Paper of the Week: Reconsidering Strategies for Managing Chronic Periprosthetic Joint Infection in Total Knee Arthroplasty: Using Decision Analytics to Find the Optimal Strategy Between One-Stage and Two-Stage Total Knee Revision. Srivastava K, Bozic KJ, Silverton C, Nelson AJ, Makhni EC, Davis JJ.J Bone Joint Surg Am. 2019 Jan 2;101(1):14-24. doi: 10.2106/JBJS.17.00874.
Summary and Editorial by Sreeram Penna
In this study, researchers used decision analysis to determine the optimal decision for the management of chronic periprosthetic infection (PJI) following total knee arthroplasty (TKA). Researchers constructed an expected-value decision tree to estimate the quality-adjusted-life-years (QALYs) and costs associated with 1-stage and 2-stage revision. Two decision trees were created one was for all pathogens, a second decision tree was constructed for difficult to treat organisms including methicillin-resistant. A Markov model was used to calculate the QALYs over a 15-year period. The model input was based on values such as mortality rates and reinfection rates published in original studies since 2000. Cost data were obtained from Medicare data.
Results showed that 1-stage revision was the optimal decision in producing greater health utility in both decision trees in the analysis. Some of the issues with research are that there is limited data on infection eradication 1-stage revisions for PJI. Seven studies included in the above simulation for 1-stage revision showed reinfection rates of 7% compared to 15% for 2-stage revision. Researchers contend that even if we assume reinfection rate for 2-stage revision to be around 10% infection rates of 1-stage be more than 30% to be considered non-optimal strategy compared to 2-stage revision as decision model captures significant morbidity and mortality associated with a 2-stage procedure. The simulation also captures cost savings of around $19,000 to $27,000 per infection (depending on pathogen) for 1-stage revision.

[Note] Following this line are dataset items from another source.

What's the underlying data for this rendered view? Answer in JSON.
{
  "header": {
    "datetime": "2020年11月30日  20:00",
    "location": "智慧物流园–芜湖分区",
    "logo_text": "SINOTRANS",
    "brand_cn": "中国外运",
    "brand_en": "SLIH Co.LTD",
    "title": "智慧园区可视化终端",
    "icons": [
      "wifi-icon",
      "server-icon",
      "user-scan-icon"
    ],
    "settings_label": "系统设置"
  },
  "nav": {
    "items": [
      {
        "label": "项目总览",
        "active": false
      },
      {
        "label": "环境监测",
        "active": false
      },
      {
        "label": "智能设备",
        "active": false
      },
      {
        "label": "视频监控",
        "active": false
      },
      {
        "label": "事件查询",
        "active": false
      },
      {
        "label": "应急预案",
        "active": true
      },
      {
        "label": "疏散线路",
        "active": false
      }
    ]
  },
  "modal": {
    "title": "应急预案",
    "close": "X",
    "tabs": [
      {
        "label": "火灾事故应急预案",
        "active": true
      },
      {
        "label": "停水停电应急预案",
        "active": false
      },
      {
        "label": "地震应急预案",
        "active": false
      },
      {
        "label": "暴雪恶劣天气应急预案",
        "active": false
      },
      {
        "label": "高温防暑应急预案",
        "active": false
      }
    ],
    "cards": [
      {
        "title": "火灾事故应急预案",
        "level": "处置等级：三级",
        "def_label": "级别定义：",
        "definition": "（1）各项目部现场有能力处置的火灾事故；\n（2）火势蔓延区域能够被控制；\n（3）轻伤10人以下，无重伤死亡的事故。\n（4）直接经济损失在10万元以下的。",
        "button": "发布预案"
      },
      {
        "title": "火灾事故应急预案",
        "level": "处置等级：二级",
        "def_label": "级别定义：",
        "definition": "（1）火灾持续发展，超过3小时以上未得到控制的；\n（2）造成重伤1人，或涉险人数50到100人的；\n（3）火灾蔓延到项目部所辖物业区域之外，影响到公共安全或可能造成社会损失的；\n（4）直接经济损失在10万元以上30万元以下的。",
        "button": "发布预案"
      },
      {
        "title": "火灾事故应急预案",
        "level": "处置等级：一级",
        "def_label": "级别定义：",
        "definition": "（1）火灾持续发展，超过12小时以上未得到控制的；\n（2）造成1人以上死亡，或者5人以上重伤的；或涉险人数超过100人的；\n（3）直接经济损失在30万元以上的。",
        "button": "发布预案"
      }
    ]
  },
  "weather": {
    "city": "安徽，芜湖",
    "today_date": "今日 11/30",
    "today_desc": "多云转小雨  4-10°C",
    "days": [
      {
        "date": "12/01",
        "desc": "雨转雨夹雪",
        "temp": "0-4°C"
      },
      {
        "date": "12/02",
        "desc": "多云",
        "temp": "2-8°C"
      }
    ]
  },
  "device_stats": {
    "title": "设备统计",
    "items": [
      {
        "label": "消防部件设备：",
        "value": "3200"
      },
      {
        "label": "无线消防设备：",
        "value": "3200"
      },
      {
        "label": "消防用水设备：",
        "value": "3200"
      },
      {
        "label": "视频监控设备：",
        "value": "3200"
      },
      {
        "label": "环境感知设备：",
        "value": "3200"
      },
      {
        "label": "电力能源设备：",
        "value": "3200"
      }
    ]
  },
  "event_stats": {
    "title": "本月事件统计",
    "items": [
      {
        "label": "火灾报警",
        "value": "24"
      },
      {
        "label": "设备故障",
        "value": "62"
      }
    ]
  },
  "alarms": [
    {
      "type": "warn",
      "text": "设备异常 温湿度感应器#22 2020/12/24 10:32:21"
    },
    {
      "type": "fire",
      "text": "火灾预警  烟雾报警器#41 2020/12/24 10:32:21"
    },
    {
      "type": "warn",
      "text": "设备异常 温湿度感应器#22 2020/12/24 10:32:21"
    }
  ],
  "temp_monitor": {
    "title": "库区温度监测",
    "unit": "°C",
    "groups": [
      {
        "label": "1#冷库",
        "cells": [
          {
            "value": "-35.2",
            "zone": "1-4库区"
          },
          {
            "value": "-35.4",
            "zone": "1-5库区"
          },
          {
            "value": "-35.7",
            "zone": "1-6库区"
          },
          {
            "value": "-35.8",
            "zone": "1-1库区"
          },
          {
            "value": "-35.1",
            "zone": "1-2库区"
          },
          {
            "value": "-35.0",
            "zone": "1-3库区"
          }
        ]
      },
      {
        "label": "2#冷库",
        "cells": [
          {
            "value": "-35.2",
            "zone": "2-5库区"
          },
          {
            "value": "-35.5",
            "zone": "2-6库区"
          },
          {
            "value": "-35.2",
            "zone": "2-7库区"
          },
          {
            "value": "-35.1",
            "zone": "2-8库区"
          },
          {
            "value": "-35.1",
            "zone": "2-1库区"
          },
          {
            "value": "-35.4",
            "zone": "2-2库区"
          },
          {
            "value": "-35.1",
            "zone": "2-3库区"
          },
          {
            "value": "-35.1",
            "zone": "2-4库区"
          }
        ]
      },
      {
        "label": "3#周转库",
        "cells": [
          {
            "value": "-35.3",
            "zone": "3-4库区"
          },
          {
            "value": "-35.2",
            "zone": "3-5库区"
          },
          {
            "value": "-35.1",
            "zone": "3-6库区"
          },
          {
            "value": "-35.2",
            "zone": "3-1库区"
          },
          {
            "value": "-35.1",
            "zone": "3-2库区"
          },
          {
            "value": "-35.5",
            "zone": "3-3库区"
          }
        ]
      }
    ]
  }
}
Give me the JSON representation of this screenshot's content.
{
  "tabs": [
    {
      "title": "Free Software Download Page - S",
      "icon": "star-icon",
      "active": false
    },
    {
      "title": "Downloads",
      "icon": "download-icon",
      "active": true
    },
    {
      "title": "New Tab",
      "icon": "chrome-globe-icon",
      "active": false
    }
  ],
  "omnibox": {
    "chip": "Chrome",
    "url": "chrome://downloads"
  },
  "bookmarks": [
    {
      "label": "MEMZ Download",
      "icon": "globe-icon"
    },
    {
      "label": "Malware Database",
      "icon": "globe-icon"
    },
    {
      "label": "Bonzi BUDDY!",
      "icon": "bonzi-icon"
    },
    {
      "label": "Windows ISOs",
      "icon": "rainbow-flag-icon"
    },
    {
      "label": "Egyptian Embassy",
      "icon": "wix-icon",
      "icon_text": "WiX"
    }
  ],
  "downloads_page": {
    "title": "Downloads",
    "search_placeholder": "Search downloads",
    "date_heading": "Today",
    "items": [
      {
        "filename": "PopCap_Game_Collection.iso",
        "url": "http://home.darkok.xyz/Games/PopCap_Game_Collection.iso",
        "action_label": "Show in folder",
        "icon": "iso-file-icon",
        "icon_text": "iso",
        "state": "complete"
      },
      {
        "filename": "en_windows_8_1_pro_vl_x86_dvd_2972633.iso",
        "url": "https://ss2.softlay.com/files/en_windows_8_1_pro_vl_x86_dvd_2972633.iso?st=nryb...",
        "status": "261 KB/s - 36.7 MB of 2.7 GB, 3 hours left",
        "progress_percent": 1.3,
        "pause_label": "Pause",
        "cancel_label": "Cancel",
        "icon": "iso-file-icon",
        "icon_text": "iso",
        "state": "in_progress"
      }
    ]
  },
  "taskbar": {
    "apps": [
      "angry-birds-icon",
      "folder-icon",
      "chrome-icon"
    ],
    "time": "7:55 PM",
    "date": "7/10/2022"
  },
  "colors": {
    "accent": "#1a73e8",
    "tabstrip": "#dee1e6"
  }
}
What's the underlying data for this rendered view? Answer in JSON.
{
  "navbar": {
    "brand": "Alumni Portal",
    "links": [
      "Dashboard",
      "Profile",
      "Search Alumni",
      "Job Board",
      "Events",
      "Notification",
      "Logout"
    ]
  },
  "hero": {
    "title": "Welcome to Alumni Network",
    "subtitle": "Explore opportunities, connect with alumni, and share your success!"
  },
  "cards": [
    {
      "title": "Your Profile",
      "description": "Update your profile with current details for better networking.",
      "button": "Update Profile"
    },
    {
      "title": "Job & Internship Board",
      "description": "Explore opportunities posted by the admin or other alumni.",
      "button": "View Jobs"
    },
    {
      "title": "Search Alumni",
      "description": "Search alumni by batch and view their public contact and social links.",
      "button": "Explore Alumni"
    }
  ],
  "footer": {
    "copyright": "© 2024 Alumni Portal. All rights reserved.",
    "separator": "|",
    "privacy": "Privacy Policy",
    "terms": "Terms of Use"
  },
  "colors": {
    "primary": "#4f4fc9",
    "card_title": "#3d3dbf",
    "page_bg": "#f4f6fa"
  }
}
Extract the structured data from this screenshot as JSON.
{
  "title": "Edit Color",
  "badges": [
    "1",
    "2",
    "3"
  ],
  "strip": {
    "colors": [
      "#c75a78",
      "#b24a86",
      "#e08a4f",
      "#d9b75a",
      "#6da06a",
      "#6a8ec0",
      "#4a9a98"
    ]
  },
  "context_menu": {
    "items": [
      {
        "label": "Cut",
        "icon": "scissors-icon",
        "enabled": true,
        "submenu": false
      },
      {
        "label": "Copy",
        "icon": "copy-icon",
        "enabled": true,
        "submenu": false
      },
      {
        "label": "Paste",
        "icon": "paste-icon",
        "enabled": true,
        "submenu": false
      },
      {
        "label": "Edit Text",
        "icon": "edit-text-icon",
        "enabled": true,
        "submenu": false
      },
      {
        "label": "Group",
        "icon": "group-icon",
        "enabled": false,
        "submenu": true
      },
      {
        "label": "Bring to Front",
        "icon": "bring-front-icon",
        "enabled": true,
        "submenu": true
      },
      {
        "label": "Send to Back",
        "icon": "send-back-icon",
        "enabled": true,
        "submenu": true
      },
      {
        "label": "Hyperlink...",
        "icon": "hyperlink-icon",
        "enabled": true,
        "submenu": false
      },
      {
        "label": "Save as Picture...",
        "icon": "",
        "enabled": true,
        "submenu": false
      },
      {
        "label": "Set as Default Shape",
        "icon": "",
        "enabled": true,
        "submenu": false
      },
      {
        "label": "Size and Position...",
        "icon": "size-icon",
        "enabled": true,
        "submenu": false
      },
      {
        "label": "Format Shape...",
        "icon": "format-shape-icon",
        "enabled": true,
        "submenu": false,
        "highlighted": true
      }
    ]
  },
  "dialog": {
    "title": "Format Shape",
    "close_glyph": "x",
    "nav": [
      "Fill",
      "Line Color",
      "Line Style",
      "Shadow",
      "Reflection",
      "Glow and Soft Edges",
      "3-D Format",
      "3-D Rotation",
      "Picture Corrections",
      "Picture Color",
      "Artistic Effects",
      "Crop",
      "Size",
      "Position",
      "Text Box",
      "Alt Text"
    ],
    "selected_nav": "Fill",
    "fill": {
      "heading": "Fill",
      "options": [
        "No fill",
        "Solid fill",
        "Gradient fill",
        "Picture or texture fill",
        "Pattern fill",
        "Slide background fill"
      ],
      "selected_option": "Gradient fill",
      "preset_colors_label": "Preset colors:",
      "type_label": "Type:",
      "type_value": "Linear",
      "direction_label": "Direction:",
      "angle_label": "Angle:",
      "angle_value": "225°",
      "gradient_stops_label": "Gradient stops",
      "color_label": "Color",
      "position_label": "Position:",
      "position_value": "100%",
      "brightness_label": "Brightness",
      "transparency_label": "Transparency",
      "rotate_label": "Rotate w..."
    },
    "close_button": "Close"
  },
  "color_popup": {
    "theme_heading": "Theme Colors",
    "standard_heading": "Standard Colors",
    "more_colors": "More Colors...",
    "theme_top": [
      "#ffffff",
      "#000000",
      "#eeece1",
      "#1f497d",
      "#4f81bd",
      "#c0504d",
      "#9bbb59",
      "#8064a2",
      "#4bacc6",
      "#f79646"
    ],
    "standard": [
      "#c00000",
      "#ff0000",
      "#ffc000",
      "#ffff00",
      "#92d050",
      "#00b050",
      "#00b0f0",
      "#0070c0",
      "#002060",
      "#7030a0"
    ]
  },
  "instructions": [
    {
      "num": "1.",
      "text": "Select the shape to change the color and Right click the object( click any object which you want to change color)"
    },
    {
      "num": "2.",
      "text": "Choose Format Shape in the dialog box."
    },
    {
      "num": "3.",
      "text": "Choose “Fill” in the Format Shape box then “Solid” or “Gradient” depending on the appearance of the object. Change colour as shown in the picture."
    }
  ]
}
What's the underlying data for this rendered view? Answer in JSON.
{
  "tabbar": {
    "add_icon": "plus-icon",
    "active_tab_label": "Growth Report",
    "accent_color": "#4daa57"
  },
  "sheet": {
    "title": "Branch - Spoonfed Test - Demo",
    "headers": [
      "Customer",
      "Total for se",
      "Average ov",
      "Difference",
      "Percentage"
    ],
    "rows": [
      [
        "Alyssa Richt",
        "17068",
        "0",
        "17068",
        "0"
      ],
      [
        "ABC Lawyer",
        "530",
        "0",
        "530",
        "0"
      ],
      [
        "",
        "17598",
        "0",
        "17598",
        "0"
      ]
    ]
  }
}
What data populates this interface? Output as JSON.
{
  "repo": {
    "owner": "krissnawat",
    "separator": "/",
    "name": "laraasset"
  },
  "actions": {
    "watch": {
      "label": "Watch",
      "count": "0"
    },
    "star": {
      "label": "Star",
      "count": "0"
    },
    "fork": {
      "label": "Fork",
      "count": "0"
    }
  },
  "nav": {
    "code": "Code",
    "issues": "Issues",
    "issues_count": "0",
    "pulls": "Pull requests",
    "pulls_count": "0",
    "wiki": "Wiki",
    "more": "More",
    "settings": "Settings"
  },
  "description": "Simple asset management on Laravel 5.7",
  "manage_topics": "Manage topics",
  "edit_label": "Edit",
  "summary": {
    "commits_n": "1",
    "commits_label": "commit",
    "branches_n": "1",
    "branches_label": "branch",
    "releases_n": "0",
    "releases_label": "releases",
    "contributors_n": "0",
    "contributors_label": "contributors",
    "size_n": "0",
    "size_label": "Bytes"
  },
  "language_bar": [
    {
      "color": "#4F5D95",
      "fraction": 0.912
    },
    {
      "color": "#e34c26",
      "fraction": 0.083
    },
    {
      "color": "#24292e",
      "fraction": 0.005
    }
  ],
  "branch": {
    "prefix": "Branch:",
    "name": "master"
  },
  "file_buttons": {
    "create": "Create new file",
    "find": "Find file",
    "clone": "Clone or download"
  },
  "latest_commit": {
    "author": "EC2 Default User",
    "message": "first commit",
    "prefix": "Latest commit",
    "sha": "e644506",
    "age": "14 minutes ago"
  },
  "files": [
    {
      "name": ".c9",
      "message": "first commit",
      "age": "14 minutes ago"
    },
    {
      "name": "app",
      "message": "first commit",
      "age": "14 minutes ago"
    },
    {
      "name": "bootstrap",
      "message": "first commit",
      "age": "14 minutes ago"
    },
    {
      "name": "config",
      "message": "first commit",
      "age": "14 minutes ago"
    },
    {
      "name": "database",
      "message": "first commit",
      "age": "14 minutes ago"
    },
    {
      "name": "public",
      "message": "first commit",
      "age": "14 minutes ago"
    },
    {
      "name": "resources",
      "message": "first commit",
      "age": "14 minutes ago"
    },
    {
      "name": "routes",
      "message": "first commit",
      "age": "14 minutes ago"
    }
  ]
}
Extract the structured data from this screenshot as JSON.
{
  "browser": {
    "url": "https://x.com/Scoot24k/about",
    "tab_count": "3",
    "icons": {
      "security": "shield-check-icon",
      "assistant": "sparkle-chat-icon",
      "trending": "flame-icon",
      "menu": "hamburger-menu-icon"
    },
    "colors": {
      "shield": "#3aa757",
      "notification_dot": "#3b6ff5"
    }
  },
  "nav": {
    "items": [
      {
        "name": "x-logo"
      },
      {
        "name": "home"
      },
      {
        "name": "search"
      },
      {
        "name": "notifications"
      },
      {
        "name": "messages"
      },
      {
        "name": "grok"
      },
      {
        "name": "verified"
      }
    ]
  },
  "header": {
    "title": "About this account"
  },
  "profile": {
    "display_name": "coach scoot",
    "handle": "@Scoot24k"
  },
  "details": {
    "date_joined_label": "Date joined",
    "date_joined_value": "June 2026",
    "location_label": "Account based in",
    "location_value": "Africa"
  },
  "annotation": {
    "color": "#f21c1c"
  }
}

Normally in PJI treatment 2 stage revision procedure is considered the gold standard for infection eradication. However, it is known that such strategy place significant morbidity on the patient. In addition, a significant number of patients does not complete the reimplantation procedure in 2-stage operation. This study gives an opportunity for orthopaedic community to rethink options in managing patients with PJI and further research is required.
 Gomez MM, Tan TL, Manrique J, Deirmengian GK, Parvizi J. The Fate of Spacers in the Treatment of Periprosthetic Joint Infection. J Bone Joint Surg Am 2015;97:1495–502. doi:10.2106/JBJS.N.00958.